By Zuly Ramirez, LCPC
One common reason parents bring in their children into my office for counseling is that the child is having difficulty managing and regulating their emotions. Parents will say their child easily gets upset over small things and quickly escalates into negative behaviors such as screaming, crying, throwing things, or hitting others, leaving the parents stunned and not sure how to respond.
We can all agree that emotions can be intense, complicated, and confusing. And if the adults are having difficulty accepting, managing, and regulating emotions, well, it’s not surprising that children can also struggle.
But here’s the thing: We tend to forget that children are not “little adults” and are still learning how to interpret and interact with the world around them. Meaning that while a child is learning to read, write, and do math, she is also learning how to get her emotional needs in her environment. Children will learn how to do this through observing and interacting with the world around them.

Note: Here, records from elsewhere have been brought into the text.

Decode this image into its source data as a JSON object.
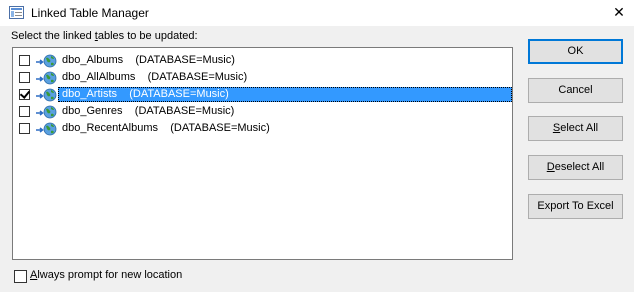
{
  "window": {
    "title": "Linked Table Manager",
    "close_glyph": "✕"
  },
  "instruction": "Select the linked tables to be updated:",
  "tables": [
    {
      "name": "dbo_Albums",
      "source": "(DATABASE=Music)",
      "checked": false,
      "selected": false
    },
    {
      "name": "dbo_AllAlbums",
      "source": "(DATABASE=Music)",
      "checked": false,
      "selected": false
    },
    {
      "name": "dbo_Artists",
      "source": "(DATABASE=Music)",
      "checked": true,
      "selected": true
    },
    {
      "name": "dbo_Genres",
      "source": "(DATABASE=Music)",
      "checked": false,
      "selected": false
    },
    {
      "name": "dbo_RecentAlbums",
      "source": "(DATABASE=Music)",
      "checked": false,
      "selected": false
    }
  ],
  "buttons": {
    "ok": "OK",
    "cancel": "Cancel",
    "select_all": "Select All",
    "deselect_all": "Deselect All",
    "export_to_excel": "Export To Excel"
  },
  "footer": {
    "always_prompt_label": "Always prompt for new location",
    "always_prompt_checked": false
  },
  "colors": {
    "selection": "#3399ff",
    "default_button_border": "#0078d7",
    "globe": "#3a9a3a",
    "arrow": "#2b6cc4"
  },
  "icons": {
    "app": "linked-table-manager-icon",
    "row": "linked-table-globe-icon"
  }
}
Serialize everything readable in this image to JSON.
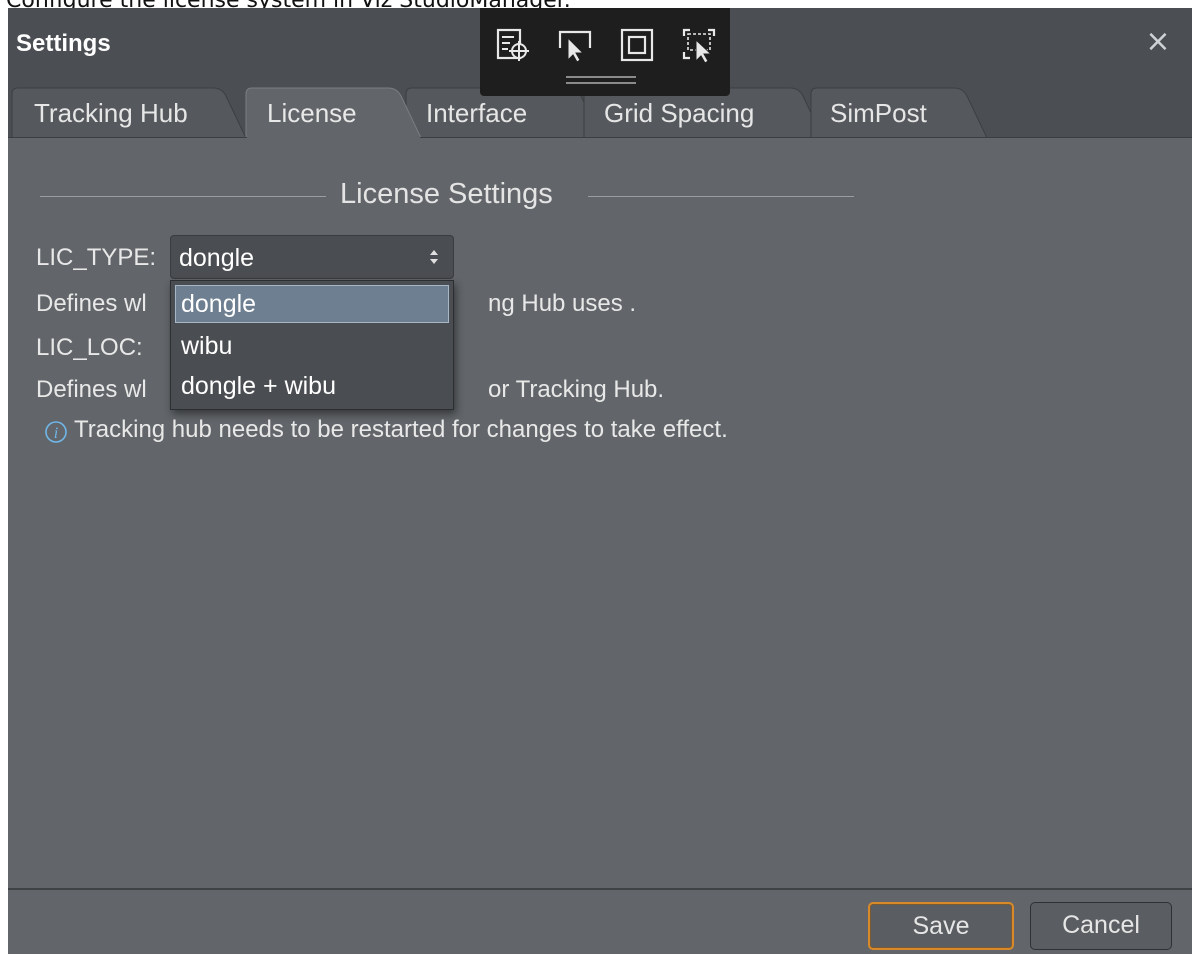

One of my first goals in therapy is to increase emotional awareness in the child. When a child is able to be emotionally aware, she is able to identify her emotions and thoughts and can express her wants and needs. She can also build self-regulation skills, so her emotions can be controlled by expressing needs and wants appropriately. Lastly, children will build empathy and social skills by learning to understand emotions in others, helping build peer relationships.
The most powerful way to increase emotional awareness in children is to normalize and allow discussions about emotions and thoughts at home. Parents can help children verbalize their emotional reactions to difficult situations. This way parents will give the child a chance to explore their feelings by talking with the child, all while setting limits.
An example could be when a child is yelling and hitting their siblings: “I see that you are feeling frustrated and left out from your siblings’ games and you just wanted to be allowed to join,” followed by, “It’s important that you do not yell at or hit others; you can come to me when you need attention or help.”
A second way is to build and learn emotional awareness skills is just like any skill in childhood, through play. In session and at home, parents can sit down and play with adapted board games to normalize and identify emotions and thoughts.
Here are some ways to adapt board games to help increase emotional awareness:
- Connect Four with emotions
- Emotions tic tac toe
- Sorry! with emotions
All of these board games have been adapted by putting an emotion sticker in the pieces or the board. For example, in Connect Four, the yellow and red pieces have emotions stickers. When a player picks an emotion, they are to share a time they felt that emotion. The child gets a turn, but so does the parent. This allows for time and space for a child to share their feelings and thoughts. In addition, they hear how parents can also feel frustrated, angry, sad, or scared and how parents handle those emotions, providing for another opportunity for the child to learn navigate their own emotional needs.
In any of these activities, parents are encouraged to provide their children words for their emotions or thoughts if their child struggles to do so on his own. Family lives are very busy, but by allowing the time and space for a child’s emotions and thoughts, children will learn the tools to manage their emotions when they are triggered as well as react appropriately without losing control of their emotions.